我热爱飞翔,在天空中比在土地上要安全自由,但一个人的飞翔是孤独而痛苦的。
不久,报纸上刊登了一则新闻,说西城的一个男子,为了练习飞翔,从六楼的顶上一跃而起,最后摔在地上,不治而亡。
我开始害怕起来,我现在还年轻,所以我可以飞翔,有一天,我老了,会不会在一次飞翔中,失手从空中摔下?
有一天,友人请我吃饭;他指着桌子上的烤鸽子对大家说,吃,这个肉好吃,这是会飞的东西。
我久久地凝视着,不愿下筷,但很快这只鸽子就被大家伸出的筷子瓜分了,有人的嘴里还发出嚼食鸽子骨头的吱吱声。
我忽然觉得这只鸽子是个寓言,我决定放弃飞翔。
现在,我和大家一起走路了。
我行走在土地上,却常常被一块砖头绊倒,我再也不会飞翔了。城里的人也忘了,过去有一个人会飞翔的事情。
(选自《城外的春天》)
小说包
寓言是一门艺术,是思辨的艺术,也是批判的艺术。当寓言遭遇现实时,它的批判性就体现得更明显了。从这个方面看,寓言的本性决定了它是要干预现实的,它注定要像一枚匕首,勇敢地刺向现实,不会退缩。当“我”发现自己会飞的时候,一个精彩的寓言诞生了。很快,它就像我一样,长了翅膀,飞越众人的头顶,飞越悬崖,也飞越了人们的认知。
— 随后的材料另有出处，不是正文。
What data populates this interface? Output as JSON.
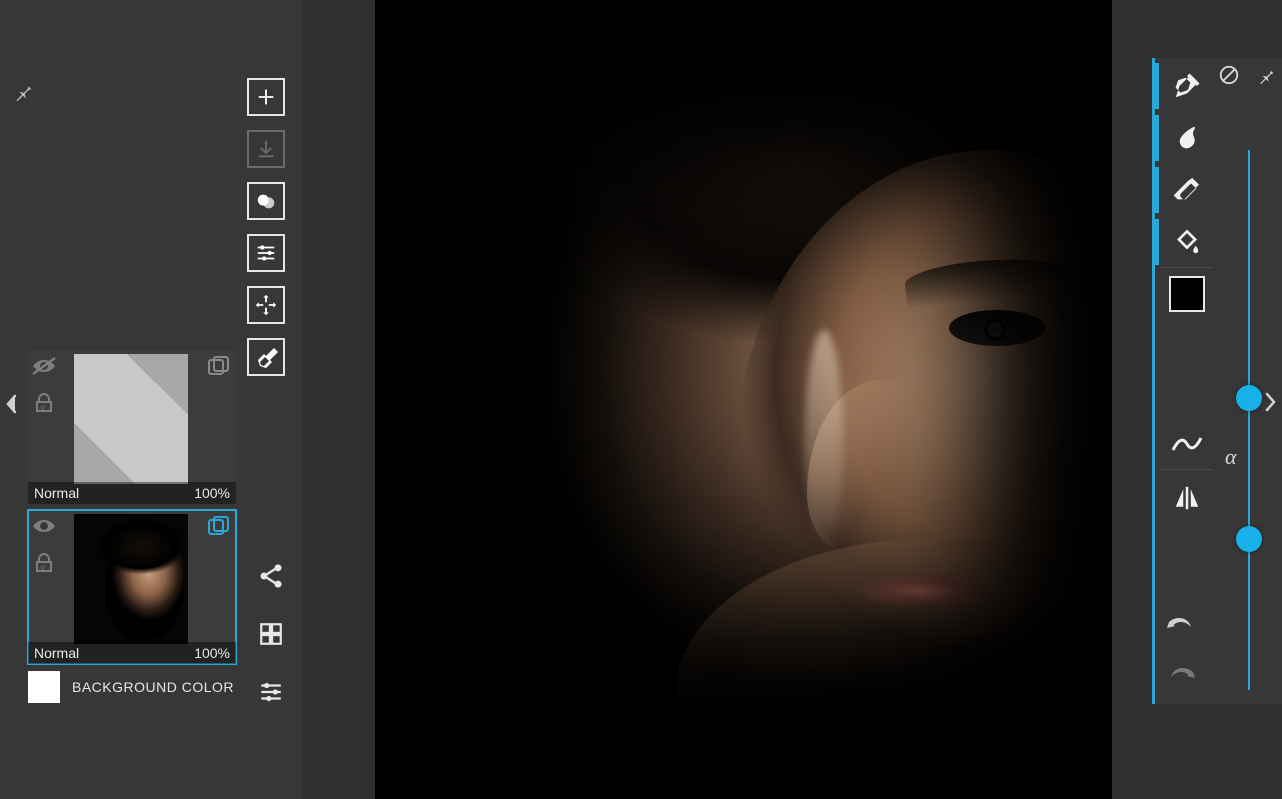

会飞的“我”收获了快乐,收获了自由,收获了爱情,也收获了关注。然而,现实在这个时候出现了,它注定要站在寓言的对立面。“我”就这样飞翔着,在寓言与现实之间穿行。然而,独自飞翔的“我”是孤独的,“我”的寓言也相当脆弱。如果它继续流传,如果“我”继续飞,那结果会不会如那只鸽子一样,在人们咯吱咯吱的咀嚼声中,被无情地消灭?当寓言穿透现实时喜剧上演,当现实击碎寓言时悲剧诞生,而悲剧仿佛是一切事物的归宿,于是,“我”的飞翔就此谢幕,如一缕掠过发梢的风。